State ex rel. Gutierrez v. Trumbull County Board of Elections

65 Ohio St. 3d 175 | Ohio | 1992

Per Curiam.

We affirm the judgment of the court of appeals. Appellant’s propositions of law are moot, improper, or both. He cites Hill v. Cuyahoga Cty. Bd. of Elections (1981), 68 Ohio St.2d 39, 22 O.O.3d 179, 428 N.E.2d 402, as authority that this court may place on the general election ballot a *177candidate who has applied only for the primary. Hill involved Cleveland municipal elections for members of city council. The Cleveland City Charter provided that if not more than two persons filed petitions for an office at the primary, the primary should not be held. The relator was one of two persons to file a petition for a particular council seat at the primary. However, the board of elections refused to certify his candidacy because his supplemental petitions incorrectly stated the date of the primary election. He sought a writ of mandamus in the court of appeals, seeking to be placed directly on the general election ballot. The court of appeals denied the writ, but this court reversed, holding that the petition signers would not have been misled by the erroneous date and that since relator was one of only two candidates, making a primary election unnecessary, he was entitled to be placed on the general election ballot.

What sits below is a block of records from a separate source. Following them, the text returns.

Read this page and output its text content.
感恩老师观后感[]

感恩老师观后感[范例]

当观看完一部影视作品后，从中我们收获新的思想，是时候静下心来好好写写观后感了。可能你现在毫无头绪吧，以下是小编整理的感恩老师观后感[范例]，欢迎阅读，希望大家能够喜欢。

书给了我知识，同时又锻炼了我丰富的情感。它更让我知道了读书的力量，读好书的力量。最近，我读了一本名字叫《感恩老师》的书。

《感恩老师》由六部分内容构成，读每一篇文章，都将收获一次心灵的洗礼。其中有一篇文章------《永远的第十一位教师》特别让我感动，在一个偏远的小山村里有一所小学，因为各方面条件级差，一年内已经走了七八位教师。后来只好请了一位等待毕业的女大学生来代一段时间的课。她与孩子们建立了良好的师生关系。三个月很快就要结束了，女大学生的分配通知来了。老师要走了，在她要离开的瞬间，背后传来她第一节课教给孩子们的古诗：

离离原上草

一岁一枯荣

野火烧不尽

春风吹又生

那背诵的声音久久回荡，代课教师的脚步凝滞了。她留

In the instant case, appellant has submitted no evidence that if he had been admitted to the Democratic primary ballot his certification to the general election ballot would have been automatic. Accordingly, Hill applies only to cases fitting a narrow fact pattern not present here, and there is no authority for placing appellant on the general election ballot, even if he was wrongfully excluded from the primary ballot. Moreover, the primary having occurred before this appeal was even filed, the issues he raises on appeal are moot. State ex rel. Santora v. Cuyahoga Cty. Bd. of Elections (1962), 174 Ohio St. 11, 21 O.O.2d 35, 185 N.E.2d 438.

Appellant also requests that the case not be considered moot because the controversy is capable of repetition yet evading review. However, the constitutional issues appellant raises in propositions of law Nos. 1 and 2 are not properly before this court because they were not raised by the complaint or decided by the court of appeals below. Appellant’s sole theory below was that the appellee abused its discretion when it held that his fingerprint record, residence history, and employment history had not been timely filed and when it did not provide a notice of the “hearing” and an opportunity to be heard. Appellant cannot change the theory of his case and present these new arguments for the first time on appeal. See Republic Steel Corp. v. Cuyahoga Cty. Bd. of Revision (1963), 175 Ohio St. 179, 23 O.O.2d 462,192 N.E.2d 47, syllabus; Miller v. Wikel Mfg. Co., Inc. (1989), 46 Ohio St.3d 76, 78, 545 N.E.2d 76, 78-79.

Accordingly, the judgment of the court of appeals is affirmed.

Judgment affirmed.

Moyer, C.J., Sweeney, Holmes, Douglas, Wright, H. Brown and Resnick, JJ., concur.